Cons: Expensive, requires access to original consoles and games.
Sweep or crisp pixels?
There is an argument that retro games are best played on CRTs due to their unique look. Others need the cleanest image possible – pixels are cut right at the source without distortion. These FPGAs and scalers often have many features that allow you to emulate the look and feel of older TVs, including overscan and scale options to soften the picture, with results quite close to original CRTs. Twitter accounts like @PROPixels and @CRTPixels regularly compare crisp pixels, retro filters, and original CRTs, highlighting the different options to make your games look their best.
Whether or not you use filters is a matter of taste and may even depend on the console or game, but being able to create different types of images is one of the most compelling reasons to use MiSTer or an upscaler over options. like emulation on modern game consoles, especially if you’ve optimized your settings with a tool like 240p Test Suite .

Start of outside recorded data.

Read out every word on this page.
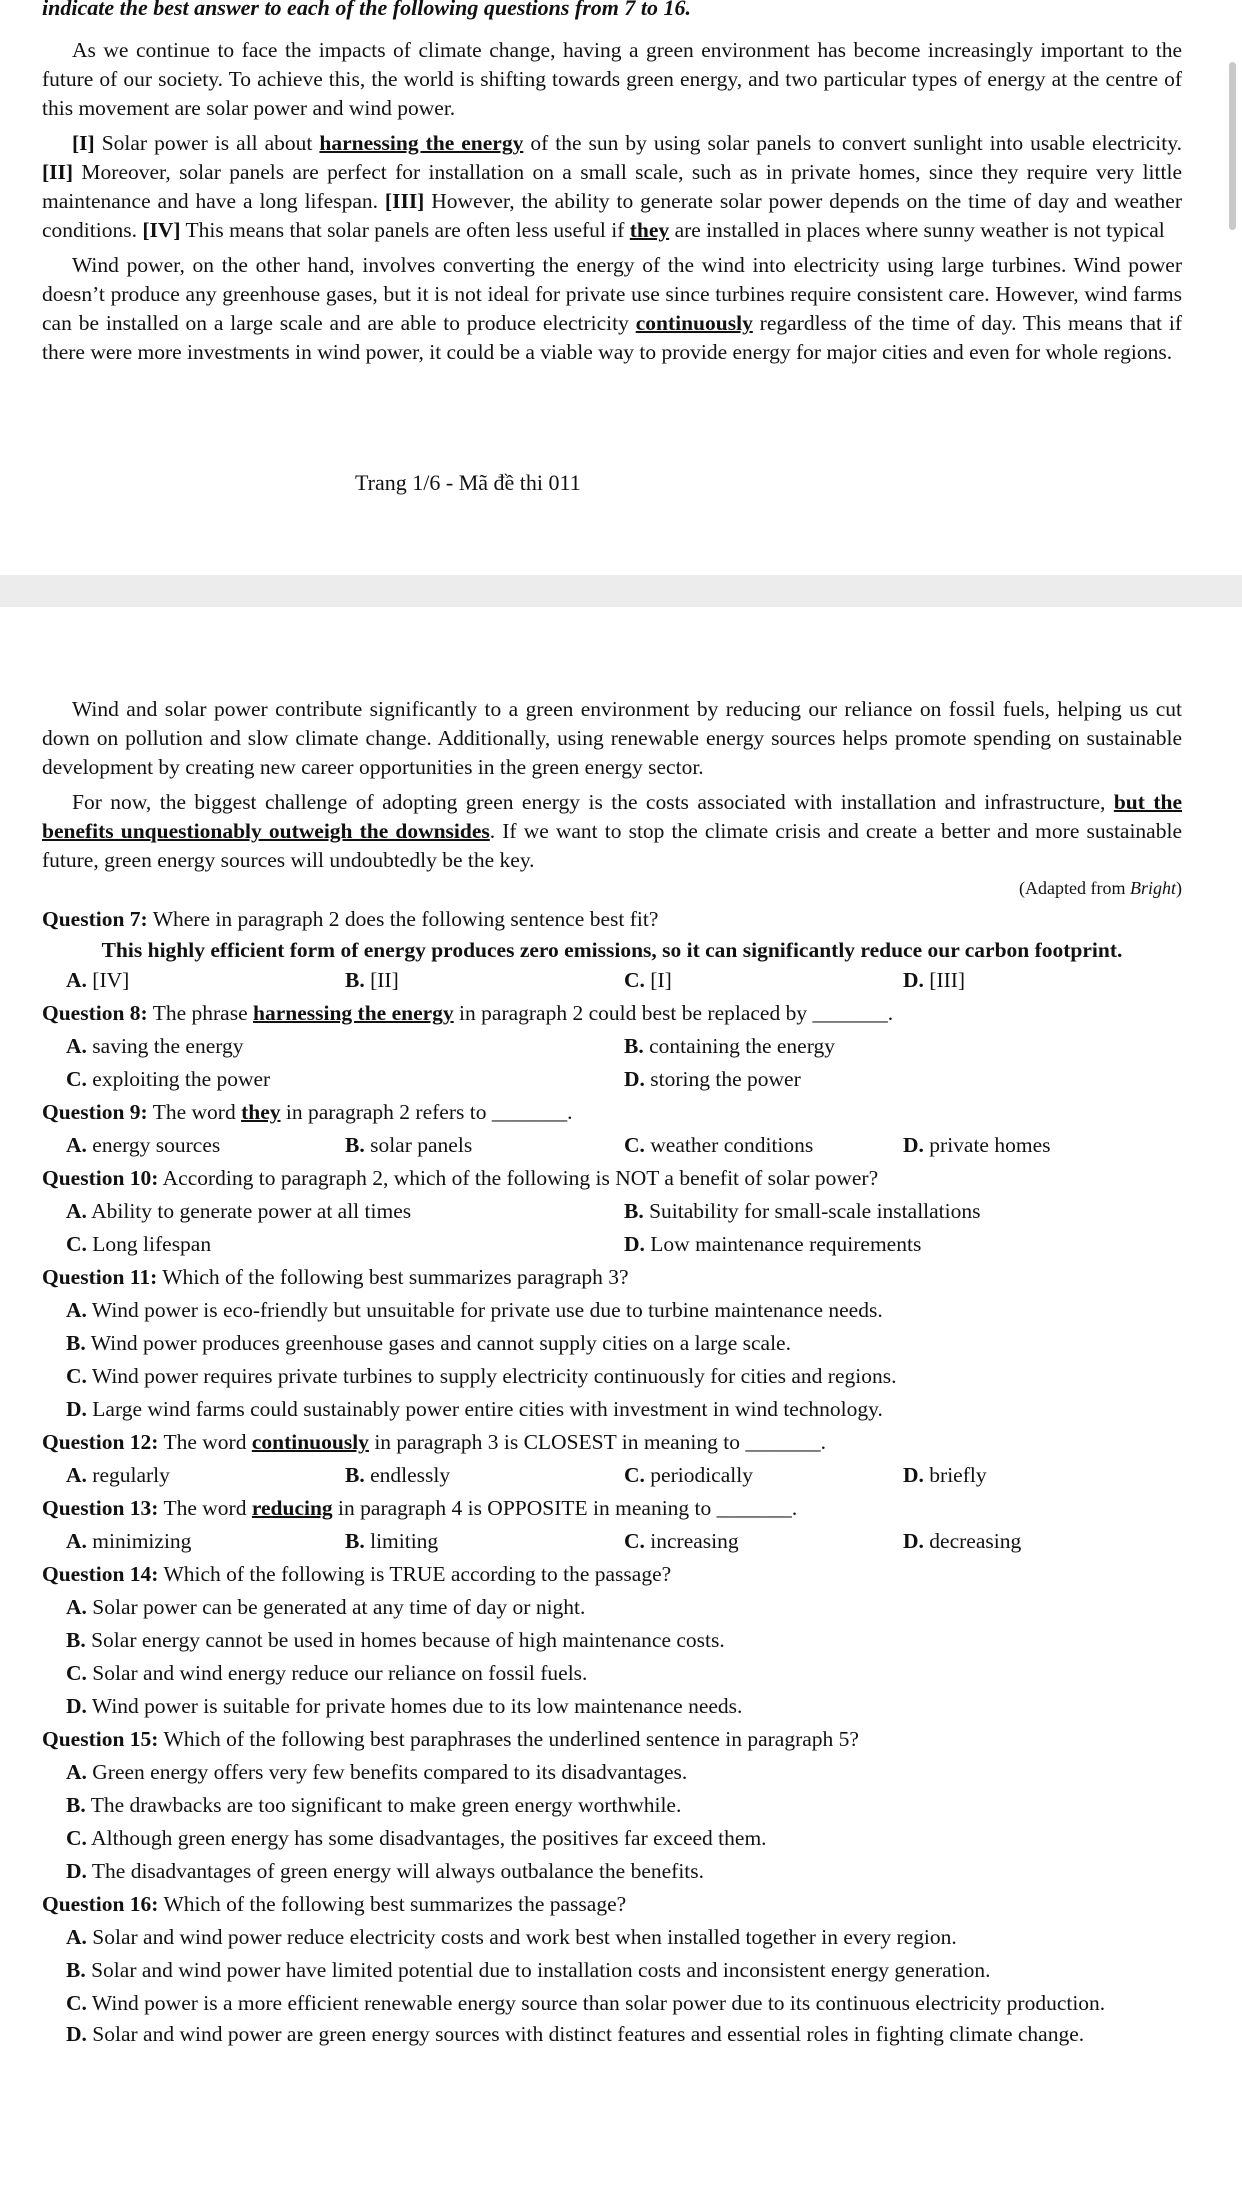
indicate the best answer to each of the following questions from 7 to 16.

As we continue to face the impacts of climate change, having a green environment has become increasingly important to the future of our society. To achieve this, the world is shifting towards green energy, and two particular types of energy at the centre of this movement are solar power and wind power.

[I] Solar power is all about harnessing the energy of the sun by using solar panels to convert sunlight into usable electricity. [II] Moreover, solar panels are perfect for installation on a small scale, such as in private homes, since they require very little maintenance and have a long lifespan. [III] However, the ability to generate solar power depends on the time of day and weather conditions. [IV] This means that solar panels are often less useful if they are installed in places where sunny weather is not typical

Wind power, on the other hand, involves converting the energy of the wind into electricity using large turbines. Wind power doesn’t produce any greenhouse gases, but it is not ideal for private use since turbines require consistent care. However, wind farms can be installed on a large scale and are able to produce electricity continuously regardless of the time of day. This means that if there were more investments in wind power, it could be a viable way to provide energy for major cities and even for whole regions.

Trang 1/6 - Mã đề thi 011

Wind and solar power contribute significantly to a green environment by reducing our reliance on fossil fuels, helping us cut down on pollution and slow climate change. Additionally, using renewable energy sources helps promote spending on sustainable development by creating new career opportunities in the green energy sector.

For now, the biggest challenge of adopting green energy is the costs associated with installation and infrastructure, but the benefits unquestionably outweigh the downsides. If we want to stop the climate crisis and create a better and more sustainable future, green energy sources will undoubtedly be the key.

(Adapted from Bright)
Question 7: Where in paragraph 2 does the following sentence best fit?
This highly efficient form of energy produces zero emissions, so it can significantly reduce our carbon footprint.
A. [IV]	B. [II]	C. [I]	D. [III]
Question 8: The phrase harnessing the energy in paragraph 2 could best be replaced by _______.
A. saving the energy	B. containing the energy
C. exploiting the power	D. storing the power
Question 9: The word they in paragraph 2 refers to _______.
A. energy sources	B. solar panels	C. weather conditions	D. private homes
Question 10: According to paragraph 2, which of the following is NOT a benefit of solar power?
A. Ability to generate power at all times	B. Suitability for small-scale installations
C. Long lifespan	D. Low maintenance requirements
Question 11: Which of the following best summarizes paragraph 3?
A. Wind power is eco-friendly but unsuitable for private use due to turbine maintenance needs.
B. Wind power produces greenhouse gases and cannot supply cities on a large scale.
C. Wind power requires private turbines to supply electricity continuously for cities and regions.
D. Large wind farms could sustainably power entire cities with investment in wind technology.
Question 12: The word continuously in paragraph 3 is CLOSEST in meaning to _______.
A. regularly	B. endlessly	C. periodically	D. briefly
Question 13: The word reducing in paragraph 4 is OPPOSITE in meaning to _______.
A. minimizing	B. limiting	C. increasing	D. decreasing
Question 14: Which of the following is TRUE according to the passage?
A. Solar power can be generated at any time of day or night.
B. Solar energy cannot be used in homes because of high maintenance costs.
C. Solar and wind energy reduce our reliance on fossil fuels.
D. Wind power is suitable for private homes due to its low maintenance needs.
Question 15: Which of the following best paraphrases the underlined sentence in paragraph 5?
A. Green energy offers very few benefits compared to its disadvantages.
B. The drawbacks are too significant to make green energy worthwhile.
C. Although green energy has some disadvantages, the positives far exceed them.
D. The disadvantages of green energy will always outbalance the benefits.
Question 16: Which of the following best summarizes the passage?
A. Solar and wind power reduce electricity costs and work best when installed together in every region.
B. Solar and wind power have limited potential due to installation costs and inconsistent energy generation.
C. Wind power is a more efficient renewable energy source than solar power due to its continuous electricity production.
D. Solar and wind power are green energy sources with distinct features and essential roles in fighting climate change.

Whether you choose to play your old games on a flat screen or a CRT, with scan lines or with raw pixels, there is no wrong answer. Experiment to find what looks best for you.
I started out with one of Nintendo’s mini consoles and moved on to some serious original hardware over time, but that doesn’t mean I still don’t enjoy playing emulated games on my phone. My top tip is to start small: grab a used mini-console, check out the ROM hacks for your favorite games, sign up for one of the Sony, Nintendo, or Microsoft subscription services—and see if retro games are right for you. Whether you’re dabbling or diving into the deep end, there’s never been a better time to dive into old games, and it’s only going to get better from now on.